Nevertheless, I accepted the job – my first salaried position – with all the confidence of someone with no clue what they were doing. I soon realized what I had learned in college was not going to apply to the work world. I had to learn new skills and new programming languages, and how to work on real projects with real people and real deadlines. By the time I left that job, I had changed technologies so many times that my resume looked like alphabet soup.
Over the next few years, through the Y2K hysteria, the dot-com bubble, the 9/11 terrorist attacks, disastrous accounting scandals, and any number of mergers, acquisitions, and selloffs, I was forced to take new jobs at new companies, and learn new programming languages at a furious pace. The companies shut down, closed offices, changed ownership; jobs evaporated. I would usually receiving my walking papers about the same time I was hitting my stride. Finally, during the height offshoring trend, I grew tired of learning the latest technology, only to be underbid six months later by firms overseas.
I decided instead to learn everything I could about the offshoring process my employer was undertaking. I learned how to train across cultural barriers and traveled to India as a trainer. When I took a new role in business analysis and systems design, I had to learn to understand and give instructions to people rather than computers. When I grew restless from the repetition of the process, I started a Toastmasters club at the company and was soon promoted to manager of my team. I knew nothing about management, but read enough leadership books to keep both the club and my team running smoothly until my department was later eliminated.
My next move was inevitable: I became A Consultant. Consulting is an exercise in perpetual imbalance. Every company’s culture, business model, processes, technologies, politics, and expectations were different. I enjoyed moving from challenge to challenge, and I got accustomed to always being “new.” Soon I was asked to mentor and manage others in my firm. I got an award and everything. It was pretty cool.
But on a long-term consulting project, I began to feel restless again. When someone approached me about an open management position at the insurance company where I was assigned, I jumped at the opportunity to learn a new aspect of the business. Saying “I work in Insurance” was difficult at first. I felt like a fraud! I had so much to learn about insurance and the claims processes I was supporting. I started taking classes for The Institutes Associate in Claims (AIC™) and Associate in Management (AIM™) designations. I soon began to feel comfortable in my ability to lead the analysts on my team, and then realized that I had stopped growing in the role.
After a brief internal job search, I was fortunate to accept a director position within the company’s underwriting systems department. I didn’t know what underwriting meant at the time. I had responsibility for user support and change management, two functions I had heard of, but never managed. I read everything I could, sat with experienced underwriters, and completed Prosci’s Certified Change Management Professional (CCMP) program and began working on my CPCU® designation. I relied on my team to help me navigate the vocabulary and the politics. They were gracious and energetic. Together we accomplished so much that within a couple years I felt had worked myself out of a job.

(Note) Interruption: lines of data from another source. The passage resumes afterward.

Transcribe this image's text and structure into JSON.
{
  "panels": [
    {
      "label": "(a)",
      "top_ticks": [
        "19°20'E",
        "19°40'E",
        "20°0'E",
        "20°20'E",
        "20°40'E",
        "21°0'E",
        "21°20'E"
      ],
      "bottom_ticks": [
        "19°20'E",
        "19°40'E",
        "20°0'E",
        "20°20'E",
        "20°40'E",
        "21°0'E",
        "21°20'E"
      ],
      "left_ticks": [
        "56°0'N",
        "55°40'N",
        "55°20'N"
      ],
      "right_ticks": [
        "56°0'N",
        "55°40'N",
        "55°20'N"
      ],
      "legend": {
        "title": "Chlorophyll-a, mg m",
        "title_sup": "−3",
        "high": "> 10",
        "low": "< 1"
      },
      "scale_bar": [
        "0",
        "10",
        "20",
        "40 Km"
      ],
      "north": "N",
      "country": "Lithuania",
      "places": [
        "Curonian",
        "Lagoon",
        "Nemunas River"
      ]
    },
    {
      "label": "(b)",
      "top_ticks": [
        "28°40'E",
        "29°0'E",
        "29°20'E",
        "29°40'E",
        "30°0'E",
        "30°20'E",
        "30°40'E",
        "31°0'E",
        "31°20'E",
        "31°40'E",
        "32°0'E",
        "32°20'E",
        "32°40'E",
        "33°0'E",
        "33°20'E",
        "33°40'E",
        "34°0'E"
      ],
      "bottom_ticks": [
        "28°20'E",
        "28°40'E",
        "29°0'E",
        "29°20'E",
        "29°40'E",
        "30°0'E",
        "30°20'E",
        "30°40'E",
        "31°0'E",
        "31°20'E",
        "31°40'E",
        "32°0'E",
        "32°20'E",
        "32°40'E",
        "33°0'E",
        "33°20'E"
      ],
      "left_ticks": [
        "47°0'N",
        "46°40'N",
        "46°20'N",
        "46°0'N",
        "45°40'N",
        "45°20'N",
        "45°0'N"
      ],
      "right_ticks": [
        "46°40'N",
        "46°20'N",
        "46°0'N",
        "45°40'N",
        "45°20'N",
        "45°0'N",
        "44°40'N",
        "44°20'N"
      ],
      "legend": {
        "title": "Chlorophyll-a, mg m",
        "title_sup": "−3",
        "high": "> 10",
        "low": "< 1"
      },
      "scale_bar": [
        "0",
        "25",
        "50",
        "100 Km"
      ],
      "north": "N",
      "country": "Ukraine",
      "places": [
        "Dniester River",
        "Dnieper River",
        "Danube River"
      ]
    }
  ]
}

Now I was in yet another new role with my company, supporting advanced analytics and data science teams. The hiring manager assured me that understanding the job description wasn’t a requirement for the position. I passed about a dozen interviews, got the job, and actually calculated the odds that that many smart people could all be wrong about the same thing at the same time. I’ve spent the last year reading books about data management, predictive modeling, actuarial science, and insurance finance. It has been difficult and exhilarating, and I still have so much to learn. But at the beginning, before I even knew what questions to ask, I wondered whether I should have taken the job at all.
All this history played through my mind in the instant my husband said “You’ve only ever had two jobs.” I stared at him in disbelief. I heard myself say, “TWO JOBS?!? What do you mean I’ve only had two jobs? I’ve had dozens of jobs. In fact, this is my third job at this company alone. And do you know how many companies I’ve worked for?”
“No,” he repeatedly confidently, “you’ve only ever had two jobs: ones you’re learning, and ones you’re bored with.”
Turns out my husband knows me better than I know myself.